The space designed by Inaba is accented during the RMBA by an art show curated by Ken Farmer—the creative director of Nuit Blanche New York—entitled "Kairos." As Farmer explains, there are two Greek concepts of time. “Chronos represented a qualitative, measurable time–the ticking clock; kairos represented a more qualitative movement—an opportunity to be seized.” This is a very fitting installation for the RBMA, as the participants live and work in a space where interaction is inevitable, collaboration is spatially encouraged, and time is limited.

The art selected for "Kairos" is scattered throughout the building and includes an assortment of visual and conceptual art, including Martin Roth’s collection of terrariums, aquariums, and cages with microphones in them. The microphones allow the sounds to be relayed to speakers that surround a bonsai tree, providing the "ideal" soundscape for growth.

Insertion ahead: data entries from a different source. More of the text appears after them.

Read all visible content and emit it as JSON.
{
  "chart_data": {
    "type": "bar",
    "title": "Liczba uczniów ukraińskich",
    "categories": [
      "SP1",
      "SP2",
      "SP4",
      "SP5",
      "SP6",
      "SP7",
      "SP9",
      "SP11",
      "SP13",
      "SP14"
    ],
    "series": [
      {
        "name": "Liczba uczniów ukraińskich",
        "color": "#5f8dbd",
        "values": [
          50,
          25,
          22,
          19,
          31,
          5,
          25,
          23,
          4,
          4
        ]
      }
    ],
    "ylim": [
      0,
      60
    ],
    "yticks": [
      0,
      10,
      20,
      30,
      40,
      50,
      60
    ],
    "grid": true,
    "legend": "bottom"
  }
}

Perhaps the most fitting, however, is Ryder Ripps’ web piece “#hypercurrentliving.” Finally demonstrating what your brain looks like on Red Bull, Ripps’ mission is to knock back cans of the stuff, the non-sugar-free kind, and tweet the ideas he has. Some of my favorites are “office plants for home,” “if you’re having a meeting at your office, hire a temp staffing agency to make your company look bigger,” “edible/wearable bongs,” "a warez tattoo," a “drake flavored toothpaste by jeff koons,” and "gucci mane goes to space." His ideas may not have wings exactly, but they have been retweeted a lot.